Masih Duduk di Bangku SMK, Kejar Lisensi C1
Wulan Widya Wati, Perempuan yang Jadi Wasit Futsal Berlisensi PSSI Di wilayah eks Karesidenan Madiun, Wulan Widya Wati terbilang sosok langka. Pada usianya yang belum genap 18 tahun, gadis itu sudah kerap dipercaya memimpin pertandingan resmi futsal.
SUDAH tiga pekan Wulan Widya Wati tidak melihat para pemain beradu tangkas menggocek bola di arena futsal. Selama itu pula dia belum pernah lagi meniup peluit penanda pertandingan berakhir atau terjadinya pelanggaran.
”Lagi sepi kompetisi. Terakhir jadi wasit saat turnamen futsal Jawa Pos Radar Madiun seri II Magetan pertengahan Desember tahun lalu,” kata Wulan.
Dua kaki gadis asal Desa Milangasri, Panekan, Magetan, itu juga sudah cukup lama tidak bersentuhan dengan si kulit bundar. Teman-temannya dari Magetan Putri Futsal Club (MPFC) kini jarang berlatih. Kondisi tersebut memaksanya hanya menghabiskan waktu sehari-hari untuk sekolah dan beraktivitas di rumah.
Ya, Wulan merupakan satu di antara sedikit perempuan yang hobi bermain futsal. Bahkan, tidak jarang gadis yang pada 3 Juni mendatang genap berusia 19 tahun itu merangkap sebagai wasit ketika rekan-rekan di klubnya berlatih.
Kepercayaan mengemban tugas sebagai pengadil lapangan –yang umumnya dilakukan laki-laki– tersebut tidak datang begitu saja. Setidaknya dia harus mengikuti kursus untuk mendapatkan sertifikat C3 berlisensi PSSI dengan standardisasi ketat.
”Awalnya berlatih menjadi wasit selama sebulan saat teman-teman klub latihan. Dilanjutkan kursus empat hari di Malang November tahun lalu,” bebernya.
Selama empat hari kursus, siswi kelas XII SMK itu diminta praktik memimpin pertandingan futsal antar pelajar SMP. Selama itu pula kemampuannya memimpin pertandingan dinilai. Termasuk aspek ketegasan dan ketepatan dalam mengambil keputusan. ”Juga ada seleksi tentang pemahaman pasal pertandingan dan tes kebugaran fisik,” ungkapnya.

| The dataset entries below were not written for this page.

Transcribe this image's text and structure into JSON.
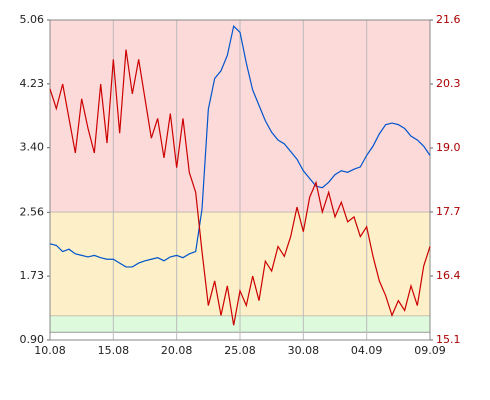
{
  "chart_data": {
    "type": "line",
    "x": [
      0,
      0.5,
      1,
      1.5,
      2,
      2.5,
      3,
      3.5,
      4,
      4.5,
      5,
      5.5,
      6,
      6.5,
      7,
      7.5,
      8,
      8.5,
      9,
      9.5,
      10,
      10.5,
      11,
      11.5,
      12,
      12.5,
      13,
      13.5,
      14,
      14.5,
      15,
      15.5,
      16,
      16.5,
      17,
      17.5,
      18,
      18.5,
      19,
      19.5,
      20,
      20.5,
      21,
      21.5,
      22,
      22.5,
      23,
      23.5,
      24,
      24.5,
      25,
      25.5,
      26,
      26.5,
      27,
      27.5,
      28,
      28.5,
      29,
      29.5,
      30
    ],
    "series": [
      {
        "color": "#0055cc",
        "axis": "y",
        "values": [
          2.15,
          2.13,
          2.05,
          2.08,
          2.02,
          2.0,
          1.98,
          2.0,
          1.97,
          1.95,
          1.95,
          1.9,
          1.85,
          1.85,
          1.9,
          1.93,
          1.95,
          1.97,
          1.93,
          1.98,
          2.0,
          1.97,
          2.02,
          2.05,
          2.6,
          3.9,
          4.3,
          4.4,
          4.6,
          4.98,
          4.9,
          4.5,
          4.15,
          3.95,
          3.75,
          3.6,
          3.5,
          3.45,
          3.35,
          3.25,
          3.1,
          3.0,
          2.9,
          2.88,
          2.95,
          3.05,
          3.1,
          3.08,
          3.12,
          3.15,
          3.3,
          3.42,
          3.58,
          3.7,
          3.72,
          3.7,
          3.65,
          3.55,
          3.5,
          3.42,
          3.3
        ]
      },
      {
        "color": "#cc0000",
        "axis": "y2",
        "values": [
          20.2,
          19.8,
          20.3,
          19.6,
          18.9,
          20.0,
          19.4,
          18.9,
          20.3,
          19.1,
          20.8,
          19.3,
          21.0,
          20.1,
          20.8,
          20.0,
          19.2,
          19.6,
          18.8,
          19.7,
          18.6,
          19.6,
          18.5,
          18.1,
          16.9,
          15.8,
          16.3,
          15.6,
          16.2,
          15.4,
          16.1,
          15.8,
          16.4,
          15.9,
          16.7,
          16.5,
          17.0,
          16.8,
          17.2,
          17.8,
          17.3,
          18.0,
          18.3,
          17.7,
          18.1,
          17.6,
          17.9,
          17.5,
          17.6,
          17.2,
          17.4,
          16.8,
          16.3,
          16.0,
          15.6,
          15.9,
          15.7,
          16.2,
          15.8,
          16.6,
          17.0
        ]
      }
    ],
    "xlim": [
      0,
      30
    ],
    "xticks": [
      {
        "value": 0,
        "label": "10.08"
      },
      {
        "value": 5,
        "label": "15.08"
      },
      {
        "value": 10,
        "label": "20.08"
      },
      {
        "value": 15,
        "label": "25.08"
      },
      {
        "value": 20,
        "label": "30.08"
      },
      {
        "value": 25,
        "label": "04.09"
      },
      {
        "value": 30,
        "label": "09.09"
      }
    ],
    "ylim": [
      0.9,
      5.06
    ],
    "yticks": [
      {
        "value": 0.9,
        "label": "0.90"
      },
      1.73,
      2.56,
      {
        "value": 3.4,
        "label": "3.40"
      },
      4.23,
      5.06
    ],
    "y2lim": [
      15.1,
      21.6
    ],
    "y2ticks": [
      15.1,
      16.4,
      17.7,
      {
        "value": 19,
        "label": "19.0"
      },
      20.3,
      21.6
    ],
    "bands": [
      {
        "from": 2.56,
        "to": 5.06,
        "color": "#fddada"
      },
      {
        "from": 1.21,
        "to": 2.56,
        "color": "#fdefc8"
      },
      {
        "from": 1.0,
        "to": 1.21,
        "color": "#ddfadd"
      }
    ],
    "grid": true
  }
}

Bungsu dua bersaudara tersebut merasa paling sulit memahami pasal pertandingan. Terutama pasal 12 dari 18 peraturan yang ada. Pasal bertaraf internasional itu membahas pelanggaran dan kelakuan tidak sopan pemain. Kesalahan dalam keputusan bisa membuat pemain tidak terima. ”Khawatirnya tentu bisa marah dan berani melawan. Tapi alhamdulillah, belum pernah mengalami seperti itu,” ucapnya.
Wulan tidak puas dengan sertifikat wasit C3 yang merupakan tingkat paling rendah skala daerah. Dia berniat mendapatkan sertifikat C1 agar bisa memimpin pertandingan nasional. Namun, sebelum mencapai ke sana, Wulan harus mendapatkan sertifikat C2. Memperolehnya pun tidak mudah karena harus melalui tingkat dan pelatihan selama dua tahun. ”Harus C2 dulu, baru bisa ke C1. Tahapan itu juga ada pelatihan selama dua tahun,” terang dia.